The Dow Jones Industrial Average has plunged by nearly 1,000 points in the biggest one day falls since the financial crisis. The leading US stock market index is down 4% at 24,484.15. It is the worst drop in points since September 2008 when a plan to rescue the US banking industry was rejected.
The decline extends losses on Friday, when strong wage growth data raised the prospect of accelerated interest rate rises. Monday’s sell-off surpasses a 777.68 points drop on the Dow Jones on 29 September 2008 when Congress rebuffed a $700bn bank bailout plan following the collapse of US investment bank Lehman Brothers earlier that month.

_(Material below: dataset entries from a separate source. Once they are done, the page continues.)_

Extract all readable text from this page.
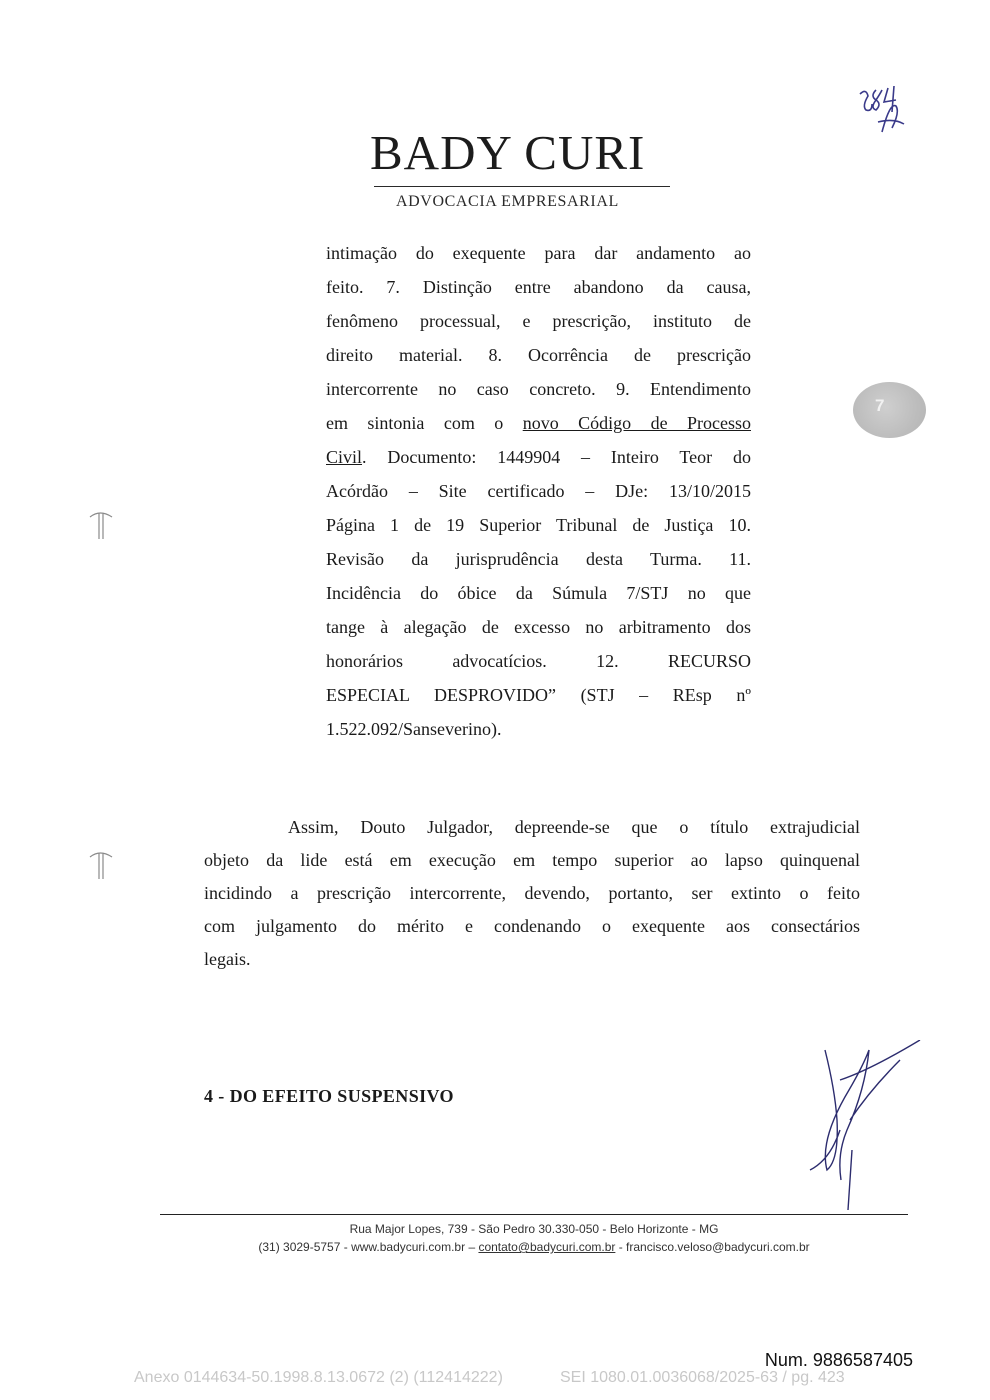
BADY CURI
ADVOCACIA EMPRESARIAL
7
intimação do exequente para dar andamento ao
feito. 7. Distinção entre abandono da causa,
fenômeno processual, e prescrição, instituto de
direito material. 8. Ocorrência de prescrição
intercorrente no caso concreto. 9. Entendimento
em sintonia com o novo Código de Processo
Civil. Documento: 1449904 – Inteiro Teor do
Acórdão – Site certificado – DJe: 13/10/2015
Página 1 de 19 Superior Tribunal de Justiça 10.
Revisão da jurisprudência desta Turma. 11.
Incidência do óbice da Súmula 7/STJ no que
tange à alegação de excesso no arbitramento dos
honorários advocatícios. 12. RECURSO
ESPECIAL DESPROVIDO” (STJ – REsp nº
1.522.092/Sanseverino).
Assim, Douto Julgador, depreende-se que o título extrajudicial
objeto da lide está em execução em tempo superior ao lapso quinquenal
incidindo a prescrição intercorrente, devendo, portanto, ser extinto o feito
com julgamento do mérito e condenando o exequente aos consectários
legais.
4 - DO EFEITO SUSPENSIVO
Rua Major Lopes, 739 - São Pedro 30.330-050 - Belo Horizonte - MG
(31) 3029-5757 - www.badycuri.com.br – contato@badycuri.com.br - francisco.veloso@badycuri.com.br
Num. 9886587405
Anexo 0144634-50.1998.8.13.0672 (2) (112414222)	SEI 1080.01.0036068/2025-63 / pg. 423
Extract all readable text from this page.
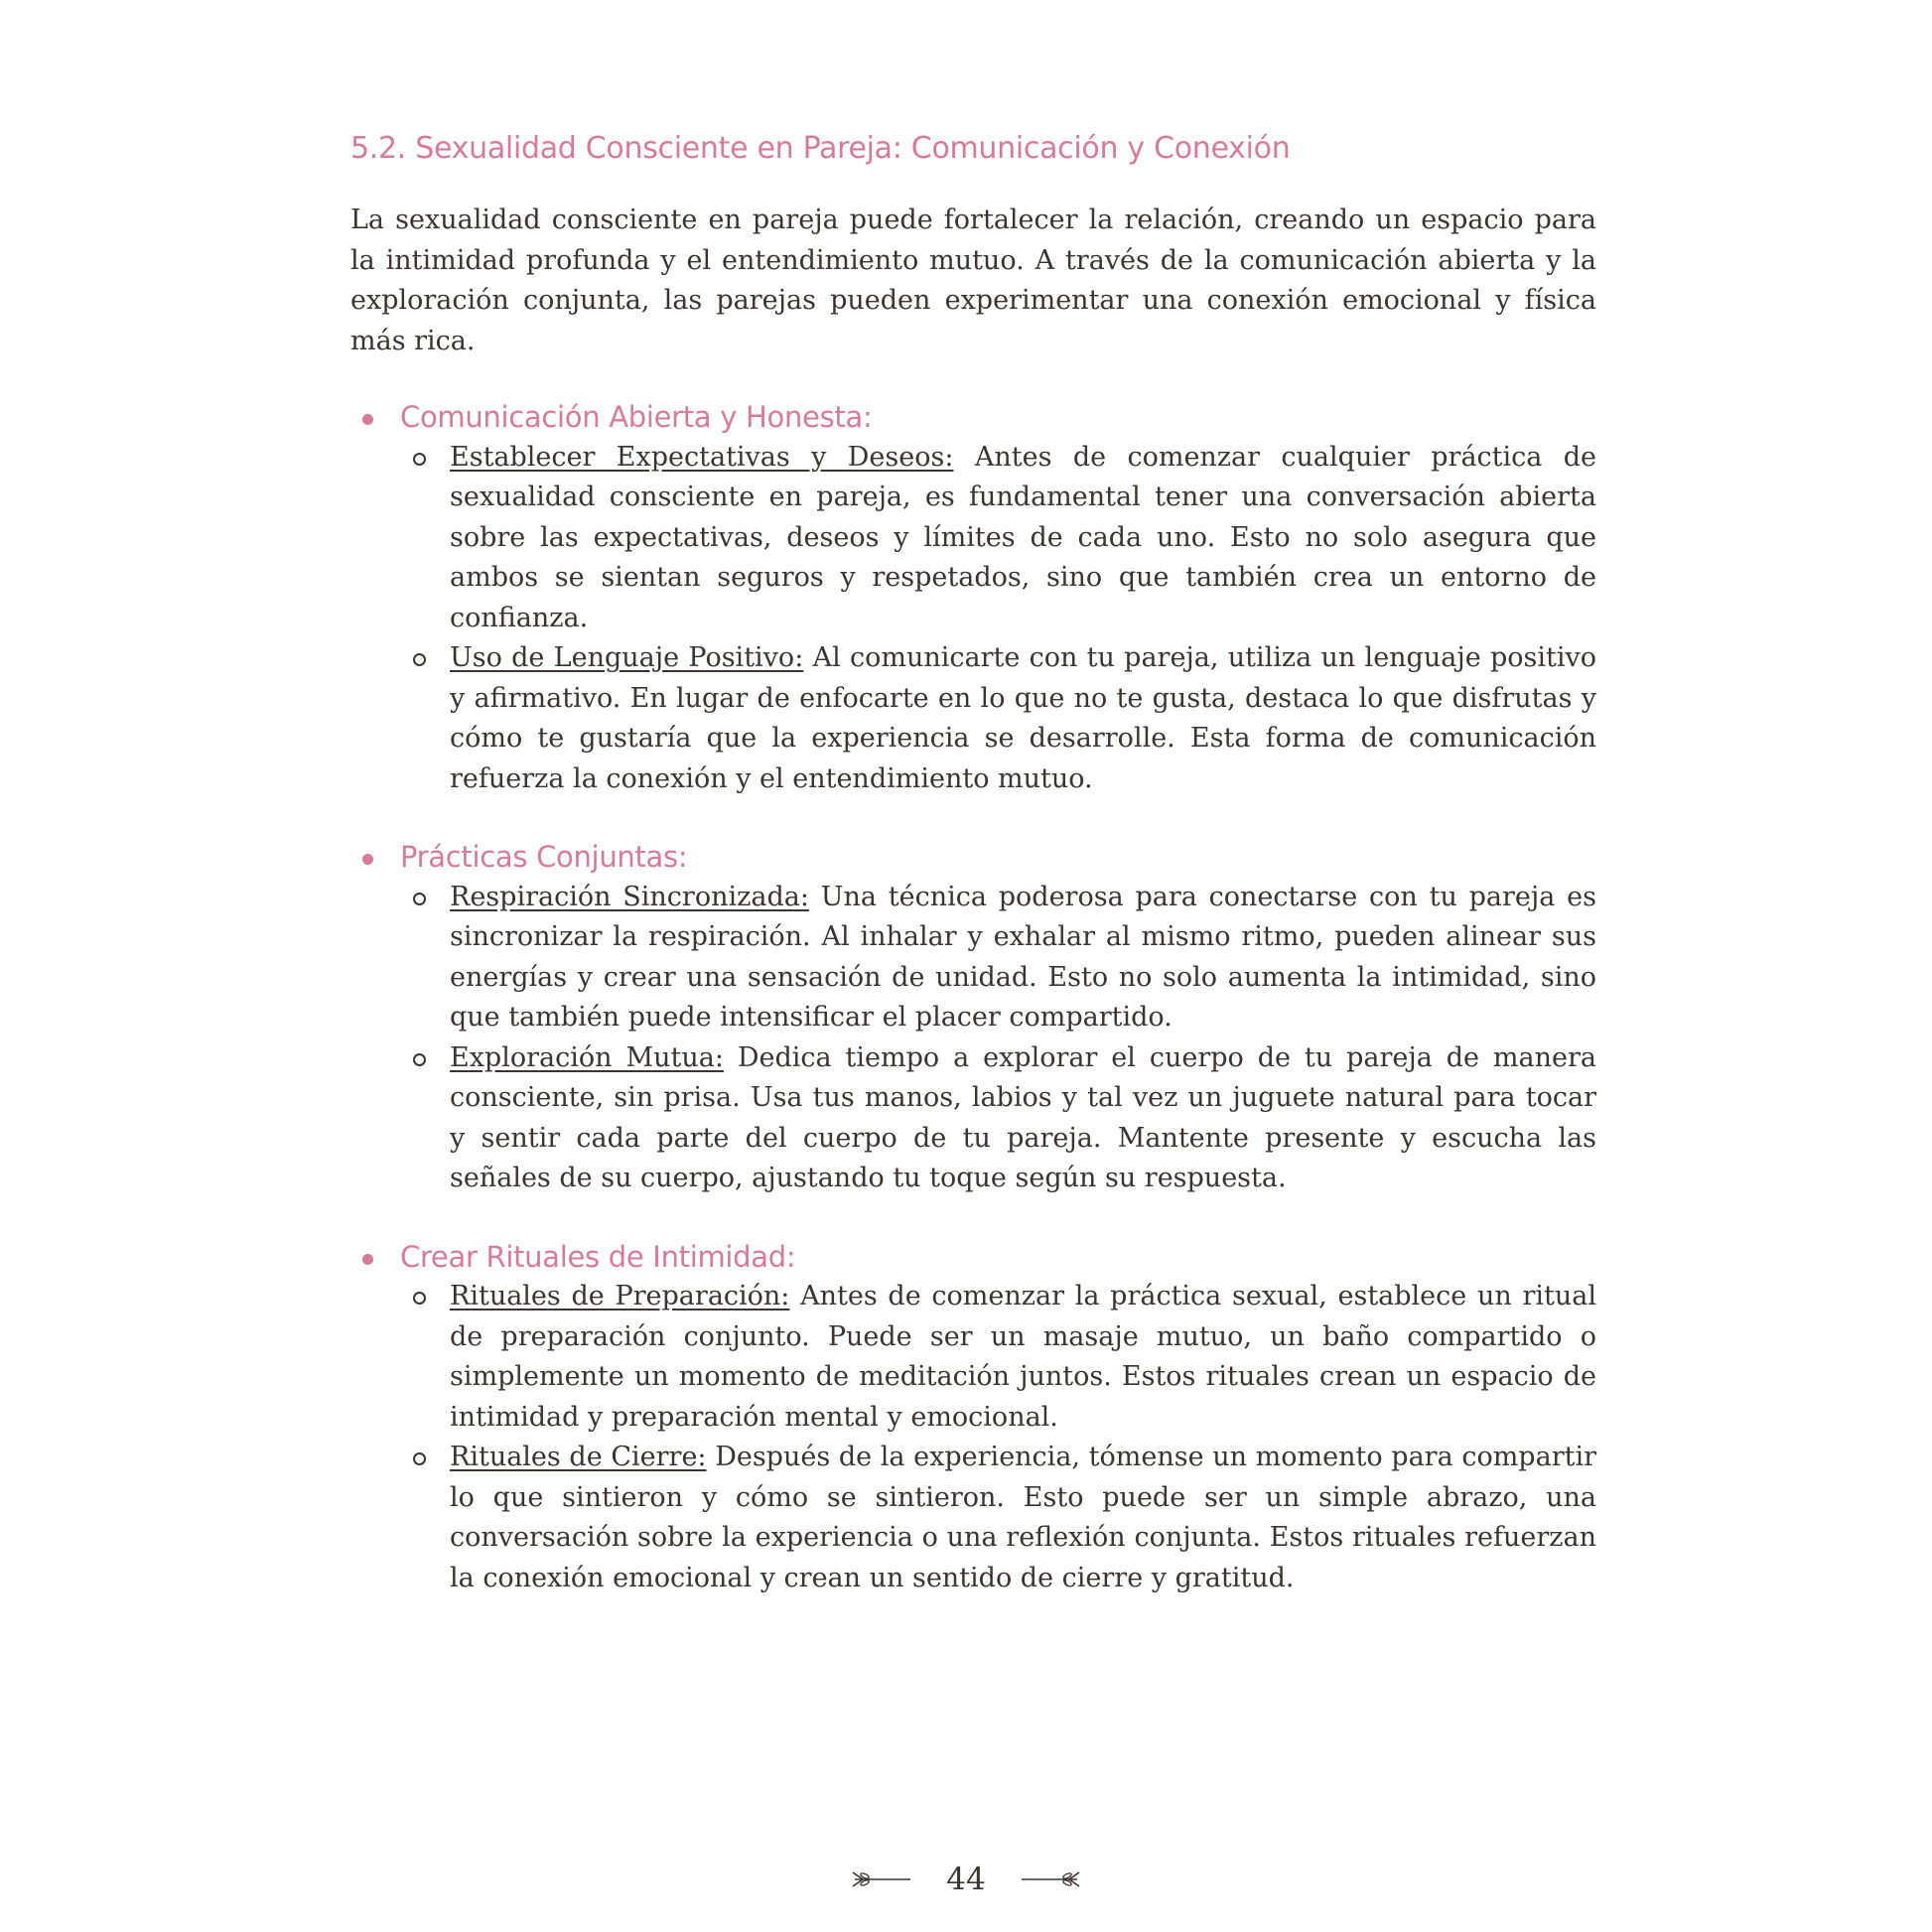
5.2. Sexualidad Consciente en Pareja: Comunicación y Conexión

La sexualidad consciente en pareja puede fortalecer la relación, creando un espacio para la intimidad profunda y el entendimiento mutuo. A través de la comunicación abierta y la exploración conjunta, las parejas pueden experimentar una conexión emocional y física más rica.

Comunicación Abierta y Honesta:
Establecer Expectativas y Deseos: Antes de comenzar cualquier práctica de sexualidad consciente en pareja, es fundamental tener una conversación abierta sobre las expectativas, deseos y límites de cada uno. Esto no solo asegura que ambos se sientan seguros y respetados, sino que también crea un entorno de confianza.
Uso de Lenguaje Positivo: Al comunicarte con tu pareja, utiliza un lenguaje positivo y afirmativo. En lugar de enfocarte en lo que no te gusta, destaca lo que disfrutas y cómo te gustaría que la experiencia se desarrolle. Esta forma de comunicación refuerza la conexión y el entendimiento mutuo.
Prácticas Conjuntas:
Respiración Sincronizada: Una técnica poderosa para conectarse con tu pareja es sincronizar la respiración. Al inhalar y exhalar al mismo ritmo, pueden alinear sus energías y crear una sensación de unidad. Esto no solo aumenta la intimidad, sino que también puede intensificar el placer compartido.
Exploración Mutua: Dedica tiempo a explorar el cuerpo de tu pareja de manera consciente, sin prisa. Usa tus manos, labios y tal vez un juguete natural para tocar y sentir cada parte del cuerpo de tu pareja. Mantente presente y escucha las señales de su cuerpo, ajustando tu toque según su respuesta.
Crear Rituales de Intimidad:
Rituales de Preparación: Antes de comenzar la práctica sexual, establece un ritual de preparación conjunto. Puede ser un masaje mutuo, un baño compartido o simplemente un momento de meditación juntos. Estos rituales crean un espacio de intimidad y preparación mental y emocional.
Rituales de Cierre: Después de la experiencia, tómense un momento para compartir lo que sintieron y cómo se sintieron. Esto puede ser un simple abrazo, una conversación sobre la experiencia o una reflexión conjunta. Estos rituales refuerzan la conexión emocional y crean un sentido de cierre y gratitud.
44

The decline in the Dow was closely followed by the wider S&P 500 stock index, down 2.93% and the technology-heavy Nasdaq, down 3.2%. London’s main share index, the FTSE 100, closed down 1.46% while earlier, the biggest markets in Asia fell between 1% and 2.5%. The decline followed months of market increases, which had fuelled concerns that share prices were over valued.
The Dow’s dramatic fall marks a turnaround from January, when it raced past the 25,000 and 26,000 point milestones in less than a month. David Madden, market analyst at CMC Markets, said: “Equity traders were enjoying a bullish run recently, and the jolt from the major decline in the US last Friday has triggered a worldwide round of profit taking.”
The Dow Jones rose more than 25% in 2017 – a year which was also unusual for its lack of sharp moves. “There is going to be more volatility this year, ” Andrew Wilson chief executive of Goldman Sachs Asset Management, told the BBC. “We are in a cycle where central banks are reducing the amount of bonds they are buying and some central banks putting up interest rates,” he said.
Strong wage gains reported on Friday provided a catalyst for the most recent losses, as investors saw it as a sign that inflation and interest rates might move faster than previously anticipated. On Friday there was a hefty 4% loss for shares in Apple, which had been one of the markets’ star performers in recent years.